Permintaan infrastruktur pusat data berbasis AI sedang membuat bisnis CBRE Group, Inc. bergerak lebih kencang dari biasanya. Di saat banyak perusahaan teknologi berebut lokasi terbaik, lahan, utilitas, dan ruang industri berubah menjadi aset yang makin mahal nilainya.
Dampaknya terlihat langsung pada kinerja kuartalan CBRE pada Mei 2026. Pendapatan perusahaan mencapai 10,53 miliar dolar AS, naik 18,1 persen secara tahunan, sementara laba per saham globalnya menembus 1,61 dolar AS, jauh di atas perkiraan analis sebesar 1,13 dolar AS.
Dorongan terbesar datang dari dua mesin pertumbuhan yang sama-sama kuat, yaitu pembangunan pusat data AI dan aktivitas properti industri. Kombinasi keduanya membuat CBRE berada di posisi yang diuntungkan ketika kebutuhan ruang fisik untuk teknologi terus membesar.
Di lapangan, bisnis ruang industri juga menunjukkan pergerakan yang cepat. Tim perantara CBRE yang terdiri dari Chance Lindsey, Kyle Ferderer, dan Levi Gross menuntaskan transaksi sewa jangka panjang untuk ruang industri seluas 150.000 kaki persegi di Gedung 4 Dakota Commerce Center, Fargo, North Dakota.

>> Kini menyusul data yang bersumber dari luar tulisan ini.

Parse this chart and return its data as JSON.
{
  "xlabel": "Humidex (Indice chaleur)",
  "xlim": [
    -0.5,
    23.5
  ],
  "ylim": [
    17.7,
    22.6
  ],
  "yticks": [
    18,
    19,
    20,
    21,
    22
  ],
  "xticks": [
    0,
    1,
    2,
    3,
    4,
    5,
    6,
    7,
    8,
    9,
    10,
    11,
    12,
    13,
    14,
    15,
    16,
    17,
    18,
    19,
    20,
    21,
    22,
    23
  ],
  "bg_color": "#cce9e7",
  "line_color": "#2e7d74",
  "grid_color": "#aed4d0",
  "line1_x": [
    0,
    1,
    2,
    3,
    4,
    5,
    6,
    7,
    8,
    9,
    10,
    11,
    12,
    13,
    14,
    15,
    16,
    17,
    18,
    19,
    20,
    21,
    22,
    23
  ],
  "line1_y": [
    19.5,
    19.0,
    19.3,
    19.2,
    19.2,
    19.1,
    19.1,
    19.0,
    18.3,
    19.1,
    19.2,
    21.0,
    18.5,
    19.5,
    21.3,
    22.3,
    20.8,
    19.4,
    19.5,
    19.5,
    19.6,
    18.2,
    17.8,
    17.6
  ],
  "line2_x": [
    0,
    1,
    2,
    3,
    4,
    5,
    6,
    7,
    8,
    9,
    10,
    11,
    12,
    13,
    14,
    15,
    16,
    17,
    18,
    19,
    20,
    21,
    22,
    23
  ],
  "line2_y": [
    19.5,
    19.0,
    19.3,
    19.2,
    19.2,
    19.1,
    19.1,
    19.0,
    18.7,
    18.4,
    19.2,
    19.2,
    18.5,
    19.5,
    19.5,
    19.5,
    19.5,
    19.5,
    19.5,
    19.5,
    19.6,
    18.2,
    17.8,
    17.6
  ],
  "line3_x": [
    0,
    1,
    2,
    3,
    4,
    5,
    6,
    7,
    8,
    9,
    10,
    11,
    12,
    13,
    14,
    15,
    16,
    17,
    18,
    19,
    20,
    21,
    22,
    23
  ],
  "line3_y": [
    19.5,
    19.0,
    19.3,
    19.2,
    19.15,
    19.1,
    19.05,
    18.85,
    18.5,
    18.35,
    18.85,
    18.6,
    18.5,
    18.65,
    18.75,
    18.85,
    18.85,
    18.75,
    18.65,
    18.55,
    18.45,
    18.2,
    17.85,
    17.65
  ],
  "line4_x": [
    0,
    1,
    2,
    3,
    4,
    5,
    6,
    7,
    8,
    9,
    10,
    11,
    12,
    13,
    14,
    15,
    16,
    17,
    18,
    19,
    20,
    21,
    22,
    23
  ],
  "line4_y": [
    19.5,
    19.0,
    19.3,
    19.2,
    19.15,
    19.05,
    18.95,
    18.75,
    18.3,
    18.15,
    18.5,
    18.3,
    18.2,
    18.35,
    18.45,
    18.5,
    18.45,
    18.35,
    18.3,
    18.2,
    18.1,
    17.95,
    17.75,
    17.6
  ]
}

Horwitz, LLC ditetapkan sebagai penyewa tunggal untuk fasilitas kelas A itu. Bangunan tersebut rampung pada kuartal pertama 2026, dan CBRE berhasil mendapatkan kembali penyewa tunggal penuh bangunan itu hanya dalam waktu enam bulan setelah konstruksi selesai.
Perebutan lokasi terbaik makin tajam
Bob Sulentic, CEO CBRE, melihat seluruh lini bisnis perusahaan bergerak cukup cepat. Ia menilai pertumbuhan itu banyak terdorong oleh perebutan lahan dan sumber daya oleh perusahaan teknologi besar.
Menurut Sulentic, pusat data akan semakin terkonsentrasi di lokasi yang menawarkan dukungan terbaik. Ia juga menyoroti bahwa perhatian industri kini bergeser ke ketersediaan air dan listrik yang lebih optimal seiring perkembangan sektor tersebut.
Perubahan itu membuat lokasi strategis menjadi semakin kompetitif. Lahan yang dekat dengan utilitas memadai dan didukung infrastruktur kuat kini memiliki nilai tawar yang lebih tinggi dibanding sebelumnya.
Investor ikut menambah porsi
Kinerja CBRE yang solid juga menarik minat investor institusi besar. Data MarketBeat menunjukkan kepemilikan institusi kini mencapai 98,41 persen saham CBRE.
ABN Amro Investment Solutions menambah kepemilikannya sebesar 43,4 persen setelah membeli 10.013 saham. North Dakota State Investment Board juga masuk dengan pembelian 10.201 saham senilai 1,64 juta dolar AS.
Di sisi lain, pergerakan saham internal menunjukkan jual bersih 12.167 lembar dalam 90 hari terakhir. SEC mencatat CFO Emma E. Giamartino menjual 9.223 saham pada 26 Februari dan 2.250 saham pada 15 Mei melalui rencana Rule 10b5-1, sementara Chad J. Doellinger menjual 471 saham pada Rabu, 11 Maret.
Tekanan sosial tetap membayangi ekspansi
Ekspansi fasilitas komputasi skala besar juga memunculkan kritik di sejumlah wilayah. Namun manajemen CBRE menilai kritik tersebut kadang dibesar-besarkan secara politik.
Sulentic menegaskan para penyewa besar tidak mengabaikan dampak sosial di sekitar proyek mereka. Ia mengatakan perusahaan-perusahaan itu bekerja sangat keras untuk mencoba memecahkan masalah yang muncul di komunitas lokal.
Ke depan, segmen pusat data AI masih diperkirakan menjadi penopang utama CBRE. Sulentic bahkan menyebut bagian bisnis ini kemungkinan akan tumbuh lebih cepat daripada lini perusahaan lainnya untuk beberapa waktu.